Ukraine-Krieg: Die aktuellen Entwicklungen

Seit dem russischen Einmarsch in die Ukraine herrscht in dem Land Krieg. Hier gibt's die aktuellen Entwicklungen.

Ukraine-Krieg: Die aktuellen Entwicklungen. (Symbolbild: Getty)
Ukraine-Krieg: Die aktuellen Entwicklungen. (Symbolbild: Getty)

Unser Liveticker ist für heute beendet. Hier finden Sie die wichtigsten News des Tages zum Nachlesen.

  • Ukraine meldet erstmals Tod von deutschem freiwilligen Kämpfer

  • Russische Raketenangriffe treffen angeblich Artillerieschule

  • Kiew glaubt an Kriegsende in zwei bis sechs Monaten

  • Selenskyj: 100 Worte zur bitteren Erfahrung des Krieges

Die aktuelle News-Lage im Livestream:

+++ Ukraine meldet erstmals Tod von deutschem freiwilligen Kämpfer +++

Die Ukraine hat erstmals den Tod eines deutschen freiwilligen Kämpfers bei den Gefechten gegen den russischen Angriff gemeldet. Auch drei Freiwillige aus Frankreich, Australien und den Niederlanden seien unter den «gefallenen Waffenbrüdern», teilte die Internationale Legion für die Verteidigung der Ukraine am Samstag in Kiew mit. Die Namen der vier Männer wurden ebenfalls genannt in der Mitteilung, nicht aber der Zeitpunkt und der Ort ihres Todes.

Aus dem Auswärtigen Amt in Berlin war zu hören, die Botschaft in Kiew bemühe sich um Aufklärung und stehe «mit den ukrainischen Stellen in Kontakt, die entsprechende Nachrichten verbreitet haben».

Der ukrainische Präsident Wolodymyr Selenskyj hatte Freiwillige aus der ganzen Welt aufgerufen, sich dem Kampf gegen die russische Armee anzuschließen. Dazu wurde die Legion gegründet, die inzwischen aktiv rekrutiert. Das russische Militär meldet immer wieder die «Vernichtung» von Söldnern, die Zahl der getöteten Ausländer geht nach den Moskauer Angaben in die Tausenden.

«Sie haben sich entschieden, die Souveränität der Ukraine zu verteidigen», sagte der Sprecher der Legion, Damien Magrou. «Sie entschieden sich, zu kämpfen und dem Feind zu zeigen, dass die von der zivilisierten Welt gemeinsam verteidigten Werte von Freiheit und Demokratie nicht durch Raketen oder Artillerie zerstört werden können – und nicht werden.» Der Mut der Männer sei eine Inspiration. Das ukrainische Volk und die Streitkräfte seien dankbar, dass die «ausländischen Helden» sie vor Russlands «barbarischer Invasion» und vor Tyrannei schützen wollten. Sie hätten sich geopfert. Die Ukraine stehe in ihrer Schuld, hieß es. «Sie werden nie vergessen!»

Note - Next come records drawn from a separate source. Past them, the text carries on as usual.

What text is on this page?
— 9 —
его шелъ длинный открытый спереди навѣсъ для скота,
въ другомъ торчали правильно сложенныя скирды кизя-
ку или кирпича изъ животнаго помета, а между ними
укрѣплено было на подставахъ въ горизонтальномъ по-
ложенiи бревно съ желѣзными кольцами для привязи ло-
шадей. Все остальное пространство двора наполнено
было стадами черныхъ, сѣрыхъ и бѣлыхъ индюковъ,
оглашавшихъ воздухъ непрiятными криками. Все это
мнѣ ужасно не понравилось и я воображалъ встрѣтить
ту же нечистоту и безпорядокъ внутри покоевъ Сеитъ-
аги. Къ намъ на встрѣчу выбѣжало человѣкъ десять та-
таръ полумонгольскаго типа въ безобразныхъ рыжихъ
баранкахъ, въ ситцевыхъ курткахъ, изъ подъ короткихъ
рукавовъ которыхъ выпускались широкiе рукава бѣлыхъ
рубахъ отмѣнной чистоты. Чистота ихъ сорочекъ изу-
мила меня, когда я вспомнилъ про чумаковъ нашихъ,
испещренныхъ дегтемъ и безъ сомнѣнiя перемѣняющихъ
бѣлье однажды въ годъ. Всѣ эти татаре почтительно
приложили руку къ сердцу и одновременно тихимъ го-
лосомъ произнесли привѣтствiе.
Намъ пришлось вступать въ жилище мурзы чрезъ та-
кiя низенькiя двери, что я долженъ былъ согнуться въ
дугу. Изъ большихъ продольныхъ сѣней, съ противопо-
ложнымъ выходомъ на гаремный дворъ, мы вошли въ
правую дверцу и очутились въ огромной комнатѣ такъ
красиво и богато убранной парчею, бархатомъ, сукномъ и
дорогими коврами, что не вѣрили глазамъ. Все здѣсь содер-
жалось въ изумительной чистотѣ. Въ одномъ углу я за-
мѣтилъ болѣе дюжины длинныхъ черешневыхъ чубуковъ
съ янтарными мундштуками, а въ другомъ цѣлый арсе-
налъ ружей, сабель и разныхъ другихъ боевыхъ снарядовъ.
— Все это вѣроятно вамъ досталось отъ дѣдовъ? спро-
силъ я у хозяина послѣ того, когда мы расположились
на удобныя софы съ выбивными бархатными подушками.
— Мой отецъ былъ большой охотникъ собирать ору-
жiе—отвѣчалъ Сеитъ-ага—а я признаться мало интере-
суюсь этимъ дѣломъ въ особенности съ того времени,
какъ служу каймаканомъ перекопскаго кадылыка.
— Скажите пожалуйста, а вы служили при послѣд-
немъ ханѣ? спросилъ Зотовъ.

+++ Russische Raketenangriffe treffen angeblich Artillerieschule +++

Das russische Militär hat nach eigenen Angaben ein Zentrum zur Schulung von Artilleristen an westlicher Waffentechnik getroffen. «Mit hochpräzisen Luft-Boden-Raketen wurde eine Schlag gegen ein Artillerieausbildungszentrum der ukrainischen Streitkräfte im Raum Stezkiwka im Gebiet Sumy geführt», sagte der Sprecher des russischen Verteidigungsministeriums, Igor Konaschenkow, am Samstag. In dem Zentrum seien die Soldaten in der Handhabung der westlichen Haubitze M777 unterrichtet worden, fügte er hinzu.

Moskau kritisiert seit Monaten die westlichen Waffenlieferungen an die Ukraine. Nach Ansicht des Kremls wäre der Krieg ohne die Rüstungshilfe schon beendet. Um diese Hilfe zu verringern, betont die russische Führung die Vernichtung westlicher Waffen und Freiwilliger besonders. Konaschenkow erklärte so am Samstag auch, dass im Gebiet Odessa im Süden der Ukraine «ein Lager ausländischer Söldner» durch einen Raketeneinschlag vernichtet worden sei.

Insgesamt hat nach russischen Angaben die eigene Luftwaffe in den vergangenen 24 Stunden mehr als 400 ukrainische Soldaten, 20 Kampf- und Schützenpanzer, rund ein Dutzend Artilleriegeschütze und Raketenwerfer sowie etwa 30 Fahrzeuge liquidiert. Die russiche Luftabwehr soll zudem ein ukrainisches Transportflugzeug abgeschossen haben. Die Angaben sind unabhängig nicht zu überprüfen.

+++ Kiew glaubt an Kriegsende in zwei bis sechs Monaten +++

Kiew (dpa) - Die ukrainische Präsidialverwaltung prognostiziert, dass der russische Angriffskrieg noch bis zu einem halben Jahr dauern kann. «Das kann sich noch zwei bis sechs Monate hinziehen», sagte der ukrainische Präsidentenberater Mychajlo Podoljak im Interview mit dem oppositionellen russischen Online-Portal «Medusa» mit Blick auf die mögliche Kriegsdauer am Freitagabend. Am Ende hänge es davon ab, wie sich die Stimmung in den Gesellschaften Europas, der Ukraine und Russlands verändere.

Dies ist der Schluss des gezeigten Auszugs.